An Accord in Search of Signers

During the XII Central American Presidential Summit, held in Panama in 1992, the assembled Presidents came to a regional agreement prohibiting the transport of toxic wastes through Central American territory. According to Annex 1, category Y 46, everything collected from household waste as well as sewage is considered toxic waste.

The wording of the accord states that it will take effect when at least three Central American countries have ratified it. That has not happened to date, and it seems unlikely that it will happen soon, since many of the region's countries are wrapped up in electoral processes.

Before this accord was proposed, a wonderful project was being promoted by the Costa Rican University for Peace. Its objective was that Central America and the Caribbean be declared Peace Zones as formally as Switzerland has declared itself neutral in times of war.

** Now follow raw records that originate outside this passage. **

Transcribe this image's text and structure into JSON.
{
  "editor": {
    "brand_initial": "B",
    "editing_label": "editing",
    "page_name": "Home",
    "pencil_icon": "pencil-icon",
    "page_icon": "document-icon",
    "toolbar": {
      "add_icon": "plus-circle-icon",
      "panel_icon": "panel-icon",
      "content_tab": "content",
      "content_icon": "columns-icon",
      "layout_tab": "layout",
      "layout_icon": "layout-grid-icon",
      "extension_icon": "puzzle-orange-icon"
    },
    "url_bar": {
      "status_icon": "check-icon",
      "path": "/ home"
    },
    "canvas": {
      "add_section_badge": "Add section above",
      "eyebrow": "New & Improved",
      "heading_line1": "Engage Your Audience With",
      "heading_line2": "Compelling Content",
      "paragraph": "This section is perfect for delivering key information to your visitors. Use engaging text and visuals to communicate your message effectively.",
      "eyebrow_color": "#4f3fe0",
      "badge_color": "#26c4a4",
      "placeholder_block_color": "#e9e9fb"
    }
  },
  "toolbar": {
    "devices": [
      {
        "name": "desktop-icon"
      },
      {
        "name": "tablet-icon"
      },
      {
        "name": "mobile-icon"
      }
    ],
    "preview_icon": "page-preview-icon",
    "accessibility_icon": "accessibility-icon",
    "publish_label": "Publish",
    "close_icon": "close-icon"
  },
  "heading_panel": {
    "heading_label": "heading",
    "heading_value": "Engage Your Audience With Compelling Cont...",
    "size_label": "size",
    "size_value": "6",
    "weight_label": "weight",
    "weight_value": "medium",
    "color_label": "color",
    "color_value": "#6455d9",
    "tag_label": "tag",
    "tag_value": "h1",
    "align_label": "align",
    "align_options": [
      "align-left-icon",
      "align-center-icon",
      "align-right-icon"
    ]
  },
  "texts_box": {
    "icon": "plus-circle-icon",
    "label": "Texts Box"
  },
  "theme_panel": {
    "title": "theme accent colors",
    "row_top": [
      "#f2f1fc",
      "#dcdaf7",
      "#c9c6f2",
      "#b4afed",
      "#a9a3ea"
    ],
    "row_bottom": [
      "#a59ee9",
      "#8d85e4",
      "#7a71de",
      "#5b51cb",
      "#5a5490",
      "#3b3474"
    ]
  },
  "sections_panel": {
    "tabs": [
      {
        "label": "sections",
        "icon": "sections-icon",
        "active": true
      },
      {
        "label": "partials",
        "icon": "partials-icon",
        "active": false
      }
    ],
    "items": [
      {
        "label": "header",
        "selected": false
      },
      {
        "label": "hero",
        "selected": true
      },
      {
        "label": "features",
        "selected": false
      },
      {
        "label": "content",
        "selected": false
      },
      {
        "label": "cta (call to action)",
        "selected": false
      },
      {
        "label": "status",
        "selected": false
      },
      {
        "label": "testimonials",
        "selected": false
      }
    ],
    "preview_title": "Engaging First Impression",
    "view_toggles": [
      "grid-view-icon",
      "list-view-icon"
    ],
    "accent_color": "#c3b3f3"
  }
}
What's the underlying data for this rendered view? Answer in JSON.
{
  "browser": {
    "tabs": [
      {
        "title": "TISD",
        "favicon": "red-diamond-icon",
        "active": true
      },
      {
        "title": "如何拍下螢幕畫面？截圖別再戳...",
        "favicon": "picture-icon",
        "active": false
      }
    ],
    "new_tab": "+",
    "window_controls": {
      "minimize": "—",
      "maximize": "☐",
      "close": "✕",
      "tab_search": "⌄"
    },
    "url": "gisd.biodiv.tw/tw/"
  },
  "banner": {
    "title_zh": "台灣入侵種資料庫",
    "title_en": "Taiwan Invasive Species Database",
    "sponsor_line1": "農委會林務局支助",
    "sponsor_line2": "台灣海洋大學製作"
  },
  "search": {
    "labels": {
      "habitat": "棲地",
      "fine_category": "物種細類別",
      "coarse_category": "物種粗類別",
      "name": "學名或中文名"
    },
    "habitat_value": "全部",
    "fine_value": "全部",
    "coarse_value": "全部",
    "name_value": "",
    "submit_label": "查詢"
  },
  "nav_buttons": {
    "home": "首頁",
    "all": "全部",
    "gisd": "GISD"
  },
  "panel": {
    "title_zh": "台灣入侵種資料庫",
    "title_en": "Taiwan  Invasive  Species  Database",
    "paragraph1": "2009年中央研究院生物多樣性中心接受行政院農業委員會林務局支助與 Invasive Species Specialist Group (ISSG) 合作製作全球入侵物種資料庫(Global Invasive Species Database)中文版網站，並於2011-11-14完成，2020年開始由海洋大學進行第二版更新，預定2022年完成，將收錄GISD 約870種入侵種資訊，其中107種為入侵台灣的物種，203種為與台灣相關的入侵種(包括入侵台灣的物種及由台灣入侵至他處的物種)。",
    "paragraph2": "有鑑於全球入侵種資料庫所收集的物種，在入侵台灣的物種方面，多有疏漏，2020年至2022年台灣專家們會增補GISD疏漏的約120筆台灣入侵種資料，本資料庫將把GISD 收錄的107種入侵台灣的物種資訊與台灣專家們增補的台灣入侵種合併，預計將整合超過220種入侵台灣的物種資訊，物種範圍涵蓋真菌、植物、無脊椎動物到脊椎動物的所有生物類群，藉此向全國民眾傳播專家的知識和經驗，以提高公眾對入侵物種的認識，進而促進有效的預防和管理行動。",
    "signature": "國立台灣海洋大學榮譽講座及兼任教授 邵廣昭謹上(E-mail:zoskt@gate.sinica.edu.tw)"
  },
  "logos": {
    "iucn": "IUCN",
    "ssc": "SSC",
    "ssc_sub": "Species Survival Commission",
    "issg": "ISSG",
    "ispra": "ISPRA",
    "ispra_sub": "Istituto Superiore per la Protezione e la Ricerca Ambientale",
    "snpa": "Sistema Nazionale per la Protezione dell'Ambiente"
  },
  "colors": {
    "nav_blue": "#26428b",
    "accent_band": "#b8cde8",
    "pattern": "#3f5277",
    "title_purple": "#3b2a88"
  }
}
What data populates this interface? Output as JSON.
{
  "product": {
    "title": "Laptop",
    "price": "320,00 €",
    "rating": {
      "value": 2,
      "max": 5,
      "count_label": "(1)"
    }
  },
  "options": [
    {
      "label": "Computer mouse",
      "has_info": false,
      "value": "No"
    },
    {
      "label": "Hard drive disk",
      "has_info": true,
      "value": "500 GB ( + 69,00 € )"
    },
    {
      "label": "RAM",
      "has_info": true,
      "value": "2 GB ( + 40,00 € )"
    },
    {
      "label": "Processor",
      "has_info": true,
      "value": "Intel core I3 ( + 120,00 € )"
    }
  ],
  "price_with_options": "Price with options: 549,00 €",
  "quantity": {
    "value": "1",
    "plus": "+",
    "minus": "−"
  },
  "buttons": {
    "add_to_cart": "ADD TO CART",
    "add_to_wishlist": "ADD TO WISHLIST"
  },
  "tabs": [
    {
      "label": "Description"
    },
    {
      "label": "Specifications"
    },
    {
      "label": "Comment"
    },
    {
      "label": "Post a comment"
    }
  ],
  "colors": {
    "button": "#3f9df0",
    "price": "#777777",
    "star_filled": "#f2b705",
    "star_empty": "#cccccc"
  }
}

The director of this project is Dr. Fabio Castillo, at that time in exile and today Rector of the National University in El Salvador. The ambitious initiative proposed, among other things, an absolute prohibition on arms, toxic wastes and polluting products of any sort entering, remaining in, being manufactured in or leaving from Central American or Caribbean territory, including territorial waters. It is a very ambitious initiative, since that territory includes extensive coasts of the United States. In arguing for the importance of this initiative, Dr. Castillo pointed out the US fear has always been that its "backyard" could be used against it militarily a fear that has led it to invade both Central American and Caribbean countries. Nothing, insisted Castillo, would better guarantee its security than international law and this peace accord.

Along with other knowledgeable jurists and geographers from the area, Castillo worked for a number of years preparing and presenting the initiative to the international community, and beginning negotiations and seeking signatories that would make the accord possible. In mid 1989, everything was almost ready; only two or three months were needed before presenting the Initiative for the Declaration of a Peace Zone in Central America and the Caribbean to the world. But four years have now passed and no one knows anything about the project.

Meanwhile, Central America and the Caribbean are becoming more polluted by the day. Boats loaded with toxic waste navigate the region's waters, crossing the Panama Canal in what constitutes a threat not only to the region, but to the entire planet.

Gone with the Wind?

The North has been polluting the South in a number of ways for many years now. Most recently, it has been turning the South into its trash heap. Many poor countries are receiving toxic waste in their region, selling off their ecological wealth for a string of pretty beads. They embrace death thinking they can easily transform it into life.

And the countries of the North send their garbage far from home, taking advantage of the ignorance in our poor nations and the greed of those who hold power. Perhaps the North thinks that if it tosses its garbage far enough from its own borders, it won't have to deal with the problems of contamination.

But winds travel without passports, the rain needs no visa and you can't put a customs post in the air. Everything takes place on this single planet, and no matter how far away from home toxic waste is thrown, sooner or later it will come back to stain the immaculate halls of all the White Houses.